South Sudan, whose oilfields produce over 70 percent of the two countries’ combined proven daily output of 500,000 barrels, needs the North’s refineries and pipeline infrastructure to transport its oil to export terminals.
The near-total dependency of the two countries’ economies on the oil sector leaves them with little choice but to maintain cooperation.
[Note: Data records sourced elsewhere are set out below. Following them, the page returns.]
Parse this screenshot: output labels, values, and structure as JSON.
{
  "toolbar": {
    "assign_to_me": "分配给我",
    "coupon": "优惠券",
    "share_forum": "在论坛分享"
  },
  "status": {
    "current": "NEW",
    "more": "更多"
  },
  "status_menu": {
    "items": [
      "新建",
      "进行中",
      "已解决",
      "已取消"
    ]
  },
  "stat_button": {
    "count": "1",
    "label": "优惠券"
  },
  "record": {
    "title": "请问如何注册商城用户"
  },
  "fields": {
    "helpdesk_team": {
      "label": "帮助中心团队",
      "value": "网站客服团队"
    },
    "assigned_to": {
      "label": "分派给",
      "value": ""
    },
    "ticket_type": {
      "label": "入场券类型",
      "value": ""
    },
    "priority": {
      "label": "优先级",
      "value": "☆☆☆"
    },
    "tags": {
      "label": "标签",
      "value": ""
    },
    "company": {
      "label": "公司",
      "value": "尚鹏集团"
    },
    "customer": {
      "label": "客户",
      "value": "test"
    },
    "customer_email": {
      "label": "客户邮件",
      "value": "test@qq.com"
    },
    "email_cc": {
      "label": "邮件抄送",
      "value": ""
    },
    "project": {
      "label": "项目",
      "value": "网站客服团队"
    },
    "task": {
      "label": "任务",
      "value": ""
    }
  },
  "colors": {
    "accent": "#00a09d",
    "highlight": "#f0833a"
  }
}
However, analysts say the CPA-mandated 50-50 split is unlikely to continue.
The two sides have been engaged in protracted talks with sluggish progress over a wide-array of issues to untangle what was once Africa’s biggest country, including management of oil revenues.
“From everything we’ve heard, it is highly unlikely that when a new oil deal is agreed the text will contain explicit requirements for transparency and accountability,” Dana Wilkins of the London-based Global Witness told Sudan Tribune.
She cautioned that “this would be a very dangerous omission, one that would threaten to undermine the entire deal.”
Conversely, a fair and mutually beneficial deal containing guarantees of transparent implementation “could provide a powerful incentive for peace between the two parties,” Wilkins said.
She explained this means that “both sides, as well as the wider public, having access to all the data necessary to verify that the deal is being implemented fairly and to track where the revenues go.”
“Just as critical as a new deal being agreed to will be ensuring that transparency and independent verification are guaranteed in the implementation of the deal,” Wilkins said.
In September 2009, Global Witness released a report raising questions on discrepancies of 9-26 percent between the oil figures published by the Sudanese government and those published by the main operator in the country’s oil blocks, the China National Petroleum Corporation (CNPC).
The report, titled “Fuelling Mistrust: the need for transparency in Sudan’s oil industry”, sparked tension between North and South Sudan, prompting both the country’s ministry of oil and CNPC to provide explanations which Global Witness deemed unsatisfactory in another report published in January 2011.